In some cases, adopted lab animals still contribute to science. Soon after starting her nonprofit six years ago, Cross re-read The Lab Rat Chronicles by Kelly Lambert, a professor at the University of Richmond who studies positive emotions in rats to learn about human behavior. Cross reached out to Lambert, and they began a conversation that led to rehoming 18 young rats through Second Chance Heroes in 2024. Lambert and her team were eager to learn how her subjects fared in homes, so they began surveying adopters periodically about each rat’s diet, weight, temperament, personality, socialization, and preferred activities. This “citizen science” effort allows research to continue while the rats live in a more comfortable, non-clinical environment.
(Your dog really might be addicted to that toy)
Adjusting to a new life
The ease of transition to home life depends on an animal’s age, personality, and experience in the lab. Younger animals generally acclimate faster to new environments. Those who were poked and prodded and who didn’t receive much, if any, individual attention, might have a harder time relaxing, trusting, and adapting. And just like humans, some animals are more adventurous and love new experiences while others are more fearful.

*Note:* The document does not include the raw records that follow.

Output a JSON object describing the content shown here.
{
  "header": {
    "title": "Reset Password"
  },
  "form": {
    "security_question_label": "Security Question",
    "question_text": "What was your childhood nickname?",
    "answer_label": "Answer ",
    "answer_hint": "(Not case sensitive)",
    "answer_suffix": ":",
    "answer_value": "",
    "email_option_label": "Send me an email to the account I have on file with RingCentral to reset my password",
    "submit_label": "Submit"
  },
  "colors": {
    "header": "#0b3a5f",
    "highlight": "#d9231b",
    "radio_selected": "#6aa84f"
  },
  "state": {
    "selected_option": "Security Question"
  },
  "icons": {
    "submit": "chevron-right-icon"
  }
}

Cross says that no matter the lab animal’s background, it’s important to transition them to a home slowly. “This is a whole new world for them,” she says. “Every experience they’re having is something they’ve never had before. Patience will help them more than anything.”
Living in DC with me, my beagle Hammy was scared of many everyday sounds and sights for most of his first year out of the lab. But during our 10 years together, he became braver and more self-assured (as did I). I grew to know him as an individual and did my best to let him make decisions about how to interact, where to sleep, and when to eat—which was, in true beagle fashion, as often as possible.

As for Cormier’s rabbit Chickpea—known now as Chickie— he has become quite territorial and a bit of a “guard dog,” Cormier says, waking her at night when he hears sounds outdoors. He loves salad and expresses his dislikes with grunts, like when Cormier wore fluffy socks around him. He’s on the smaller side, just 8 pounds, but his legacy is large: He inspired Cormier to start Save the Buns, a nonprofit that partners with local laboratories to rehome research bunnies.
Cormier has now brought 17 rabbits out of research, including a second one that is now her pet, named Crouton. Seven of the bunnies live in a small, heated barn on Cormier’s property. There, waiting to be adopted, they have fleece blankets, cardboard tunnels, daily salads, dried apple snacks, and unlimited hay. Sunlight streams in from multiple windows, and relaxing music plays throughout the day. And there in the barn, they have room to leap.